Keeping a strong sense of community with acts like a constant meal of others, for example, developing social trust and happiness, found the report. “If you believe much to others, or in other words, social, your individual benefit is higher,” De Neve. “Nordic countries, Scandinavian countries, are better, in the faith of others and the actual purse drop.”
As for Mexico and Costa Rica participating in the top 10 for the first of the list history, deve points of strength to social flarics in countries. Latin American countries report the highest number of shared foods and rank high in social connection and confidence.
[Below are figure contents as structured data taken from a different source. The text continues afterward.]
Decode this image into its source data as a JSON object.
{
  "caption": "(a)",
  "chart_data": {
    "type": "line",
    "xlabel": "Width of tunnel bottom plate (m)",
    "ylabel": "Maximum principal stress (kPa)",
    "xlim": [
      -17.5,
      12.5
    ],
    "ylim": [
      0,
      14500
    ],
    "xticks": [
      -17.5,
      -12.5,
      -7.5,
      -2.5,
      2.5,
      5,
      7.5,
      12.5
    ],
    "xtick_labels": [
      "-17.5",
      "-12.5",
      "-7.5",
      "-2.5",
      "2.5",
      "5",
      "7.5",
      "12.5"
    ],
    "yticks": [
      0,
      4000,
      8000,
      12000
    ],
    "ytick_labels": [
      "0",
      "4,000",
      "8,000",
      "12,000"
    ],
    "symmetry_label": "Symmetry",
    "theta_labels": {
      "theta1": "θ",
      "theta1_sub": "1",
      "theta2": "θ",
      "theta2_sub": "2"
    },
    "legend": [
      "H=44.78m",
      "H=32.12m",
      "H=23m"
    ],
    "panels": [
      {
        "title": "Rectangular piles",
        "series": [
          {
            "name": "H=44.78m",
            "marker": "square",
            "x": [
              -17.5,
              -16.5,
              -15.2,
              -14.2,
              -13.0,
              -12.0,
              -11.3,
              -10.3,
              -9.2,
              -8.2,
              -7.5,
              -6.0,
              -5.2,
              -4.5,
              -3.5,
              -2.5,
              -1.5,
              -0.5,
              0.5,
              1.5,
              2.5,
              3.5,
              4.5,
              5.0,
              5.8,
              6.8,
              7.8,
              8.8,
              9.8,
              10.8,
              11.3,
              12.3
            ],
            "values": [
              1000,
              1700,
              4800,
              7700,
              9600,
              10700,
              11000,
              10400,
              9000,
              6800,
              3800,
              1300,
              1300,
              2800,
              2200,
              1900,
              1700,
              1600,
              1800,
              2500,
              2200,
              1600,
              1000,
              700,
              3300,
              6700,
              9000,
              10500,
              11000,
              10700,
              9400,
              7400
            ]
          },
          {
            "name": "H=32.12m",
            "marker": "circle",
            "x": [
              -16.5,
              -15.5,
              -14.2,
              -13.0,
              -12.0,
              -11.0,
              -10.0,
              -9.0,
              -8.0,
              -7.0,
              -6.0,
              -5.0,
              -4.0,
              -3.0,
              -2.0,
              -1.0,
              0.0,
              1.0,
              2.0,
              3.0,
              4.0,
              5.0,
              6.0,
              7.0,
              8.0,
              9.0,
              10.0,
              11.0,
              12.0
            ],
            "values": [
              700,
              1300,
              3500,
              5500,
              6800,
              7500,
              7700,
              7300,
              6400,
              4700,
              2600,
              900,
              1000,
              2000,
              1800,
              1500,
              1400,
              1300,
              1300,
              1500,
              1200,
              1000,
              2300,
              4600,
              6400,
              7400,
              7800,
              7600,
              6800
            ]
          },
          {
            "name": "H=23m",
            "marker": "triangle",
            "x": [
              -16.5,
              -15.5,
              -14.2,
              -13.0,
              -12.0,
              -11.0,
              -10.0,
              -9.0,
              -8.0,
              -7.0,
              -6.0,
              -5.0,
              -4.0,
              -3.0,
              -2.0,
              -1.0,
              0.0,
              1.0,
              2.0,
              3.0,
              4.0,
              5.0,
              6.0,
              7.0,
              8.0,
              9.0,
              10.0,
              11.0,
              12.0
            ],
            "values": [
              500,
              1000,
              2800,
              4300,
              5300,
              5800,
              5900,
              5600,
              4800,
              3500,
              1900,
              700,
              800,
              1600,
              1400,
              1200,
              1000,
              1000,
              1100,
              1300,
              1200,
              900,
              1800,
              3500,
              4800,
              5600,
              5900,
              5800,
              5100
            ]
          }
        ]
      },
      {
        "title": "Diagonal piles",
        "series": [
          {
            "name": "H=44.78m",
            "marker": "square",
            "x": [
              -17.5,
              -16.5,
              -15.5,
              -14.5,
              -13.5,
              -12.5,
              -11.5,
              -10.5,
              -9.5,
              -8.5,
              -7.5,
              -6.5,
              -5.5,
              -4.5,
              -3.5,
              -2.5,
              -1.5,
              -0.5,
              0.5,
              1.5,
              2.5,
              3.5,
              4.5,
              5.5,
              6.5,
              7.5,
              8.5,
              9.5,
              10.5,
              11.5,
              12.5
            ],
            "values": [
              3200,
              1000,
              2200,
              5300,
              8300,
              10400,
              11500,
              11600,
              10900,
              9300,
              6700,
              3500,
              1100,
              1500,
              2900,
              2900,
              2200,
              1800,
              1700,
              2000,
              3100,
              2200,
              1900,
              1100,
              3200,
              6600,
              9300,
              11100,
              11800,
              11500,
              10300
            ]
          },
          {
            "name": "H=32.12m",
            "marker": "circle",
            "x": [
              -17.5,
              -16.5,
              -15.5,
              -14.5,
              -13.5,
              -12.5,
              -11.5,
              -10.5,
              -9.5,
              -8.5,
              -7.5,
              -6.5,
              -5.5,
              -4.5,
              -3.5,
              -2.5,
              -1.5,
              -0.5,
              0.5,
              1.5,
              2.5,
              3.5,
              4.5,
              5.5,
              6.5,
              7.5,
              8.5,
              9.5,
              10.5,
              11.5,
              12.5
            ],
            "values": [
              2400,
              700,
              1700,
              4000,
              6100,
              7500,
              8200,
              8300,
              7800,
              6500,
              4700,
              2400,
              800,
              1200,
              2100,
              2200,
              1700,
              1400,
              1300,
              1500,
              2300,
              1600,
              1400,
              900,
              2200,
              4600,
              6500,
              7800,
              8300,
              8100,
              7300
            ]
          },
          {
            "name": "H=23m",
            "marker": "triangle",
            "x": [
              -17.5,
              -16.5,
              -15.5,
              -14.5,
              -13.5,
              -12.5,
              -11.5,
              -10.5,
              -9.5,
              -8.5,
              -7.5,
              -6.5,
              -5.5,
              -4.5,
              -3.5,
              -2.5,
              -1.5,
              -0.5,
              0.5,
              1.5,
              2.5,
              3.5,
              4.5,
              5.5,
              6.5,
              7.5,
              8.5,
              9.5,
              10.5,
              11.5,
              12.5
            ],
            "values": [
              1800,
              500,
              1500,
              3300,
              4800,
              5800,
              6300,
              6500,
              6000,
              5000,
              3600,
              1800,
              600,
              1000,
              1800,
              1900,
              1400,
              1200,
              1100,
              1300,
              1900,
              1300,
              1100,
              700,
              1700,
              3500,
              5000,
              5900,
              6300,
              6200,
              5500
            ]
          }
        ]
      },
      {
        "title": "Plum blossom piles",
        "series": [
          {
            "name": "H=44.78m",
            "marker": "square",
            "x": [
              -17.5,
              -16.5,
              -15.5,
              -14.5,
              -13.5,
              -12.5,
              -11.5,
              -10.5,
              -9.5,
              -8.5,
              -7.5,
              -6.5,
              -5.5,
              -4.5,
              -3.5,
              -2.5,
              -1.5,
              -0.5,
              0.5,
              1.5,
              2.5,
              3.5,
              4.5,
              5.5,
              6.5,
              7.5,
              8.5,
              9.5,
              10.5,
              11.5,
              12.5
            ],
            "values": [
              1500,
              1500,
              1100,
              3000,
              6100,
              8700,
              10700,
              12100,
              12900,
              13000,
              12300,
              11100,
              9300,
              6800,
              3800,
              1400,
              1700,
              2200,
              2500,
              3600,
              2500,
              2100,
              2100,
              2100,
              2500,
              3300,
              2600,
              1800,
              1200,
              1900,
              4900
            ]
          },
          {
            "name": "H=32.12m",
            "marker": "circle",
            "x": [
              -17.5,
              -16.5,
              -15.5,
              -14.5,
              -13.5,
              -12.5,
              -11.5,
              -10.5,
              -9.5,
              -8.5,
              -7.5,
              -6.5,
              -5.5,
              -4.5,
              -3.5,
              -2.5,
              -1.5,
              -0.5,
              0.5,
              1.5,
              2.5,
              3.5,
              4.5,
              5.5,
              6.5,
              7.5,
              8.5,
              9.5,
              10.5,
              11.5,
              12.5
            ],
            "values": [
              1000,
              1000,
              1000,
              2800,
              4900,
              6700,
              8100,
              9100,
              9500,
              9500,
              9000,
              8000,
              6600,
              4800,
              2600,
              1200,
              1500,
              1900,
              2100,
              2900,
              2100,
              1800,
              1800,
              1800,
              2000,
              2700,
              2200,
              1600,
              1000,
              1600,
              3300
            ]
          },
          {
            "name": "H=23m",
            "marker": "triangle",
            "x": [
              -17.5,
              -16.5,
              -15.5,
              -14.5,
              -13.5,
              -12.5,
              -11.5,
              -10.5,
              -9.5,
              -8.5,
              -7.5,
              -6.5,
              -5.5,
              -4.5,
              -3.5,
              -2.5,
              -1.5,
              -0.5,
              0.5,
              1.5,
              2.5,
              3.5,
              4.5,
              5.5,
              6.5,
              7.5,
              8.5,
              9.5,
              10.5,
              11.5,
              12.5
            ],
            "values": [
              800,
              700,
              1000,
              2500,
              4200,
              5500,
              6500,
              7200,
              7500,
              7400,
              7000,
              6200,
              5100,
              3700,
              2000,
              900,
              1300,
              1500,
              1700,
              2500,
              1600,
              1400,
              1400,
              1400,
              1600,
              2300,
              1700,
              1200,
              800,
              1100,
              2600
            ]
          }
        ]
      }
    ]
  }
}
It helps to explain why their ranks reduced to the greater years of solitude (Deve Neve says 13 of 14 foods associated with the highest good measure).
“Not because of the long GDP and longest hope in life,” De Neve said about these two countries. “They took time to eat and eating others, there were friends, and it was not a source of social media, and so we chose it with data.”
Reports are published each year at the Wellbeing Research Center at the University of Oxford, including colleagues, including Gallup, the Editorial Solutions Solutions Network, and an editorial board of progress that has been analyzing the found pro bond.
Like de de neve dug by why Finland was watching over it, someone else happened to help them stand out from their Nordic counterparts.
“They are satisfied less,” he said. “They are smaller, and they are more lonely less. So they’re happy with what they got.”